3. Maîtriser le phénomène en réduisant sa portée et en identifiant ses signes précurseurs. Ceci peut se concrétiser de différentes manières :
- a. lui trouver un équivalent concret : le soleil inca meurt chaque soir => seul le sacrifice d’un être humain peut garantir sa renaissance.
- b. réduire la portée négative du phénomène par un biais culturel : au Japon, dormir la tête au nord est déconseillé car c'est ainsi que l'on enterre les morts (du même coup, pour les vivants, l’idée de la mort se trouve ramenée à « dormir la tête au nord », ce qui n’est après tout pas si grave),
- c. transformer un porteur d’esprit mauvais en prestataire de service : dans certaines sociétés, les guérisseurs sont eux-mêmes d’anciens malades,
- d. transformer le phénomène en son essence, le traduire en sa représentation, ce qui permet de le résumer à l’une de ses composantes parfois infime :
- matérielle : amulette, relique, statue ou image, réduction qui présente tous les attributs et qualités de son origine déifiée, objet sacré,
- physique ou chimique : onguent, remède, source sacrée, substance magique,
- symbolique : lecture des signes, danse, geste, costume, masque, formule magique (le mot pour la chose, le mot devient la chose, le mot prend la force de la chose et on peut le lui opposer).
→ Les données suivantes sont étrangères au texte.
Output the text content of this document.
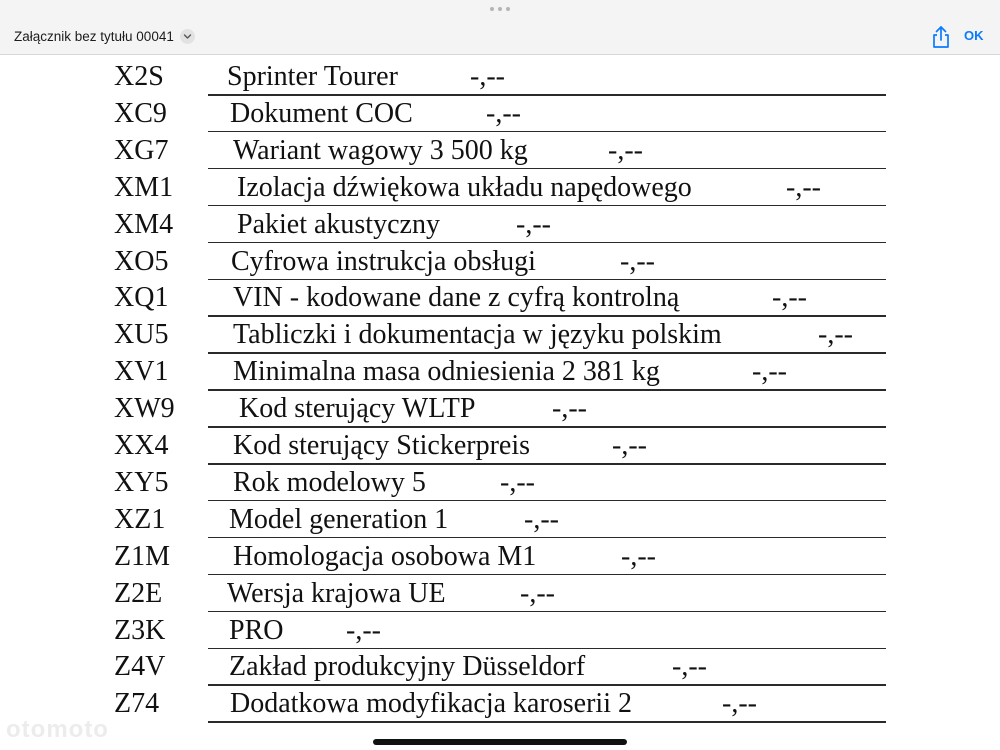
Załącznik bez tytułu 00041	OK
X2S Sprinter Tourer	-,--
XC9 Dokument COC	-,--
XG7 Wariant wagowy 3 500 kg	-,--
XM1 Izolacja dźwiękowa układu napędowego	-,--
XM4 Pakiet akustyczny	-,--
XO5 Cyfrowa instrukcja obsługi	-,--
XQ1 VIN - kodowane dane z cyfrą kontrolną	-,--
XU5 Tabliczki i dokumentacja w języku polskim	-,--
XV1 Minimalna masa odniesienia 2 381 kg	-,--
XW9 Kod sterujący WLTP	-,--
XX4 Kod sterujący Stickerpreis	-,--
XY5 Rok modelowy 5	-,--
XZ1 Model generation 1	-,--
Z1M Homologacja osobowa M1	-,--
Z2E Wersja krajowa UE	-,--
Z3K PRO -,--
Z4V Zakład produkcyjny Düsseldorf	-,--
Z74	Dodatkowa modyfikacja karoserii 2	-,--
otomoto
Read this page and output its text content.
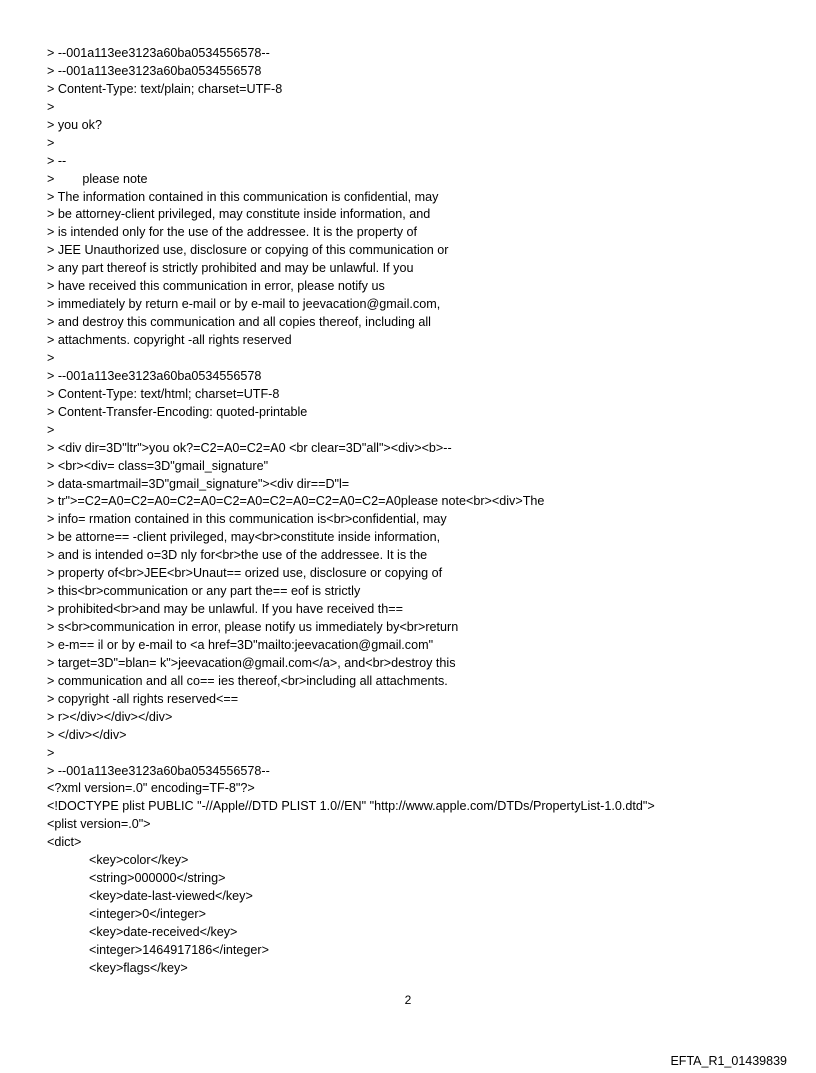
> --001a113ee3123a60ba0534556578--
> --001a113ee3123a60ba0534556578
> Content-Type: text/plain; charset=UTF-8
>
> you ok?
>
> --
>        please note
> The information contained in this communication is confidential, may
> be attorney-client privileged, may constitute inside information, and
> is intended only for the use of the addressee. It is the property of
> JEE Unauthorized use, disclosure or copying of this communication or
> any part thereof is strictly prohibited and may be unlawful. If you
> have received this communication in error, please notify us
> immediately by return e-mail or by e-mail to jeevacation@gmail.com,
> and destroy this communication and all copies thereof, including all
> attachments. copyright -all rights reserved
>
> --001a113ee3123a60ba0534556578
> Content-Type: text/html; charset=UTF-8
> Content-Transfer-Encoding: quoted-printable
>
> <div dir=3D"ltr">you ok?=C2=A0=C2=A0 <br clear=3D"all"><div><b>--
> <br><div= class=3D"gmail_signature"
> data-smartmail=3D"gmail_signature"><div dir==D"l=
> tr">=C2=A0=C2=A0=C2=A0=C2=A0=C2=A0=C2=A0=C2=A0please note<br><div>The
> info= rmation contained in this communication is<br>confidential, may
> be attorne== -client privileged, may<br>constitute inside information,
> and is intended o=3D nly for<br>the use of the addressee. It is the
> property of<br>JEE<br>Unaut== orized use, disclosure or copying of
> this<br>communication or any part the== eof is strictly
> prohibited<br>and may be unlawful. If you have received th==
> s<br>communication in error, please notify us immediately by<br>return
> e-m== il or by e-mail to <a href=3D"mailto:jeevacation@gmail.com"
> target=3D"=blan= k">jeevacation@gmail.com</a>, and<br>destroy this
> communication and all co== ies thereof,<br>including all attachments.
> copyright -all rights reserved<==
> r></div></div></div>
> </div></div>
>
> --001a113ee3123a60ba0534556578--
<?xml version=.0" encoding=TF-8"?>
<!DOCTYPE plist PUBLIC "-//Apple//DTD PLIST 1.0//EN" "http://www.apple.com/DTDs/PropertyList-1.0.dtd">
<plist version=.0">
<dict>
<key>color</key>
<string>000000</string>
<key>date-last-viewed</key>
<integer>0</integer>
<key>date-received</key>
<integer>1464917186</integer>
<key>flags</key>
2
EFTA_R1_01439839
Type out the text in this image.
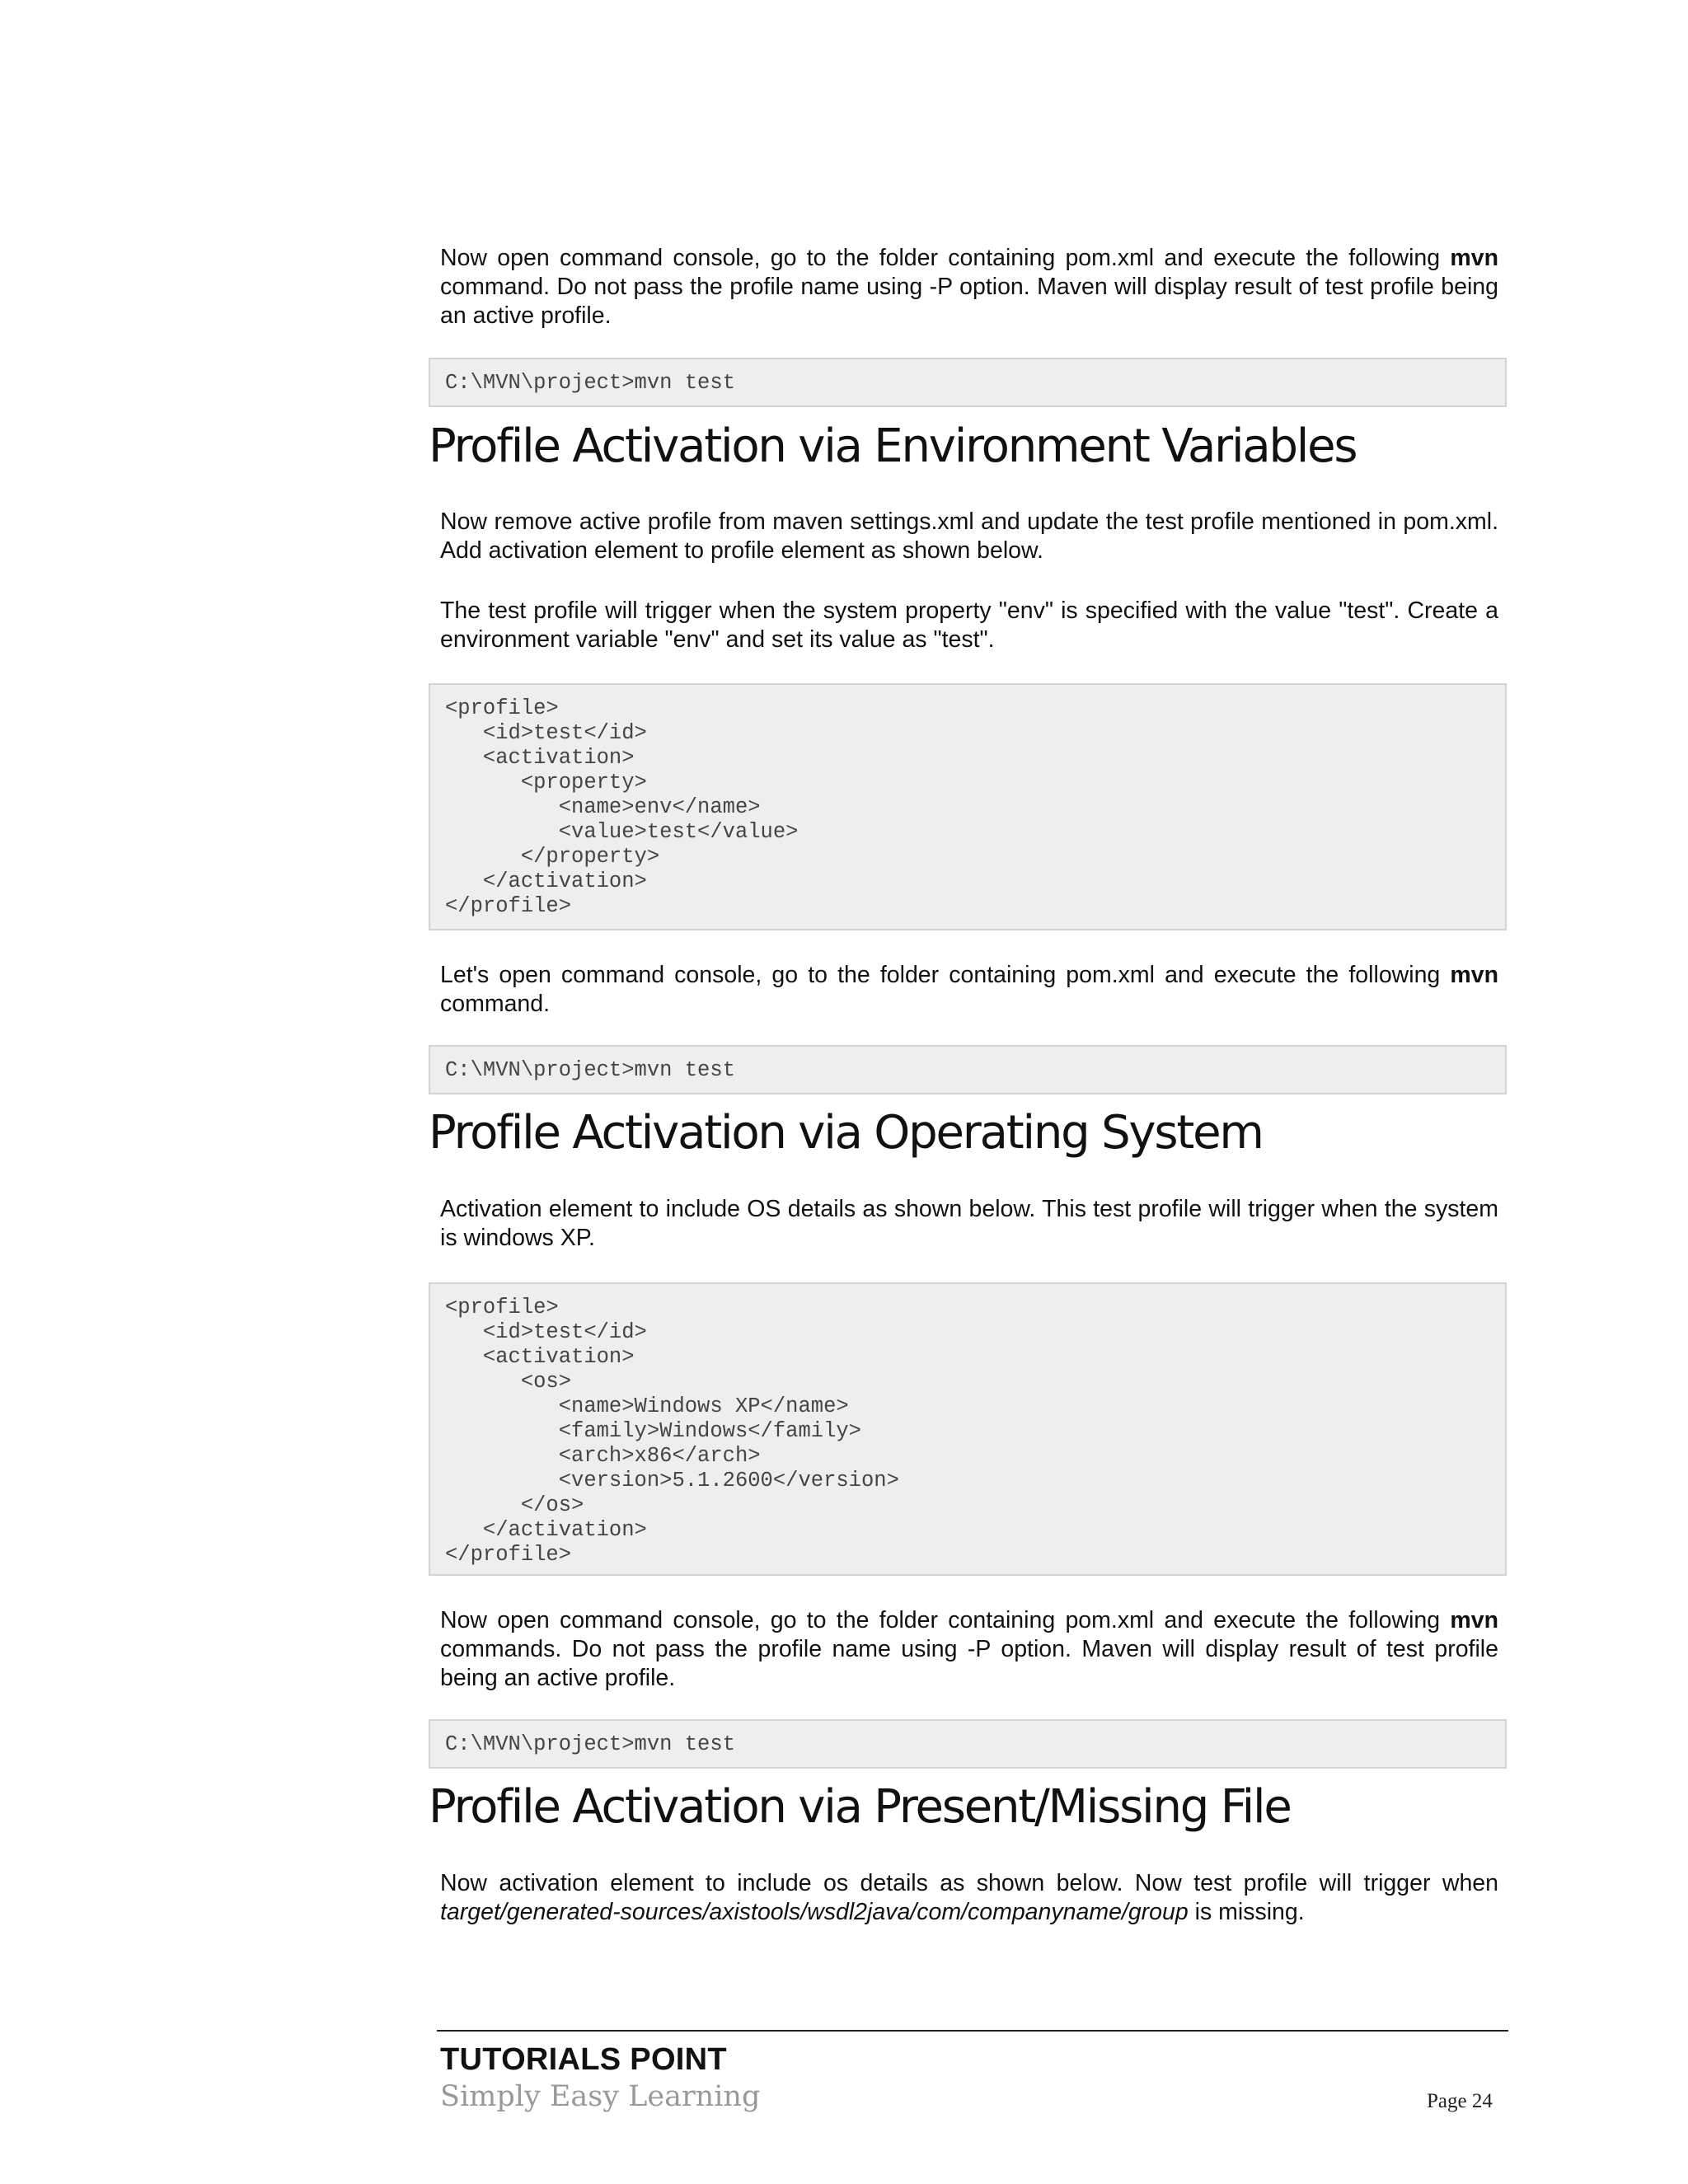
Now open command console, go to the folder containing pom.xml and execute the following mvn command. Do not pass the profile name using -P option. Maven will display result of test profile being an active profile.

C:\MVN\project>mvn test
Profile Activation via Environment Variables

Now remove active profile from maven settings.xml and update the test profile mentioned in pom.xml. Add activation element to profile element as shown below.

The test profile will trigger when the system property "env" is specified with the value "test". Create a environment variable "env" and set its value as "test".

<profile>
<id>test</id>
<activation>
<property>
<name>env</name>
<value>test</value>
</property>
</activation>
</profile>

Let's open command console, go to the folder containing pom.xml and execute the following mvn command.

C:\MVN\project>mvn test
Profile Activation via Operating System

Activation element to include OS details as shown below. This test profile will trigger when the system is windows XP.

<profile>
<id>test</id>
<activation>
<os>
<name>Windows XP</name>
<family>Windows</family>
<arch>x86</arch>
<version>5.1.2600</version>
</os>
</activation>
</profile>

Now open command console, go to the folder containing pom.xml and execute the following mvn commands. Do not pass the profile name using -P option. Maven will display result of test profile being an active profile.

C:\MVN\project>mvn test
Profile Activation via Present/Missing File

Now activation element to include os details as shown below. Now test profile will trigger when target/generated-sources/axistools/wsdl2java/com/companyname/group is missing.

TUTORIALS POINT
Simply Easy Learning	Page 24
Avec le symbolique, on en arrive au langage. C’est une étape importante dans la compréhension du travail de construction de la représentation humaine de l’étrange et de la manière dont l’homme s’y prend pour composer avec. Les symboles ont la propriété de se prêter au renversement total du sens et particulièrement :
- du bien vers le mal : l'eau est le liquide de la vie, mais aussi de la mort (eau gelée, stagnante)
- et vice-versa du mal vers le bien : le soleil est symbole de vie, mais aussi de mort (il apparaît et disparaît).
Le renversement du sens des mots est un trait majeur des langages archaïques (si j’ai le temps je vous en donnerais des exemples) qui demeure encore très présent dans toutes les langues du monde. C’est aussi un mécanisme de réflexion tout à fait particulier qui fonctionne dans un sens exclusif au niveau conscient mais qui maintient ses deux facettes contradictoires au niveau inconscient. De ce fait, c’est un mode de pensée qui comporte un fond d’angoisse et qui s’exprime forcément de manière défensive (c’est d’ailleurs son rôle essentiel).
Toute la mécanique (la structure) de la croyance est construite sur ces fondations. C’est pour cela qu’il est impossible de réfuter une croyance ou de prétendre entamer une discussion critique raisonnée avec un interlocuteur porteur d’une conviction : il n’entendra que le « pour » et le « contre » au regard de son intime conviction. Il ne pourra jamais se situer dans le doute (dans le « gris »), ni se maintenir longtemps dans une position de curiosité ou de découverte. Il sera impossible de le déloger de sa position ni par étapes progressives, ni par une démonstration « définitive », à moins de « détruire » sa représentation du monde. Cette éventualité serait d’ailleurs pour lui une épreuve extrêmement douloureuse car il lui faudrait affronter toutes les peurs qui justifiaient ses croyances. C’est une raison pour laquelle, la croyance est malheureusement parfois intimement liée à la violence.
Ceux qui croient ont d’importantes raisons personnelles de le faire et de s’y maintenir.
Tout cela m'amène à une heure bien avancée de la nuit !

Mon texte est limite trop long. Donc, on arrête là.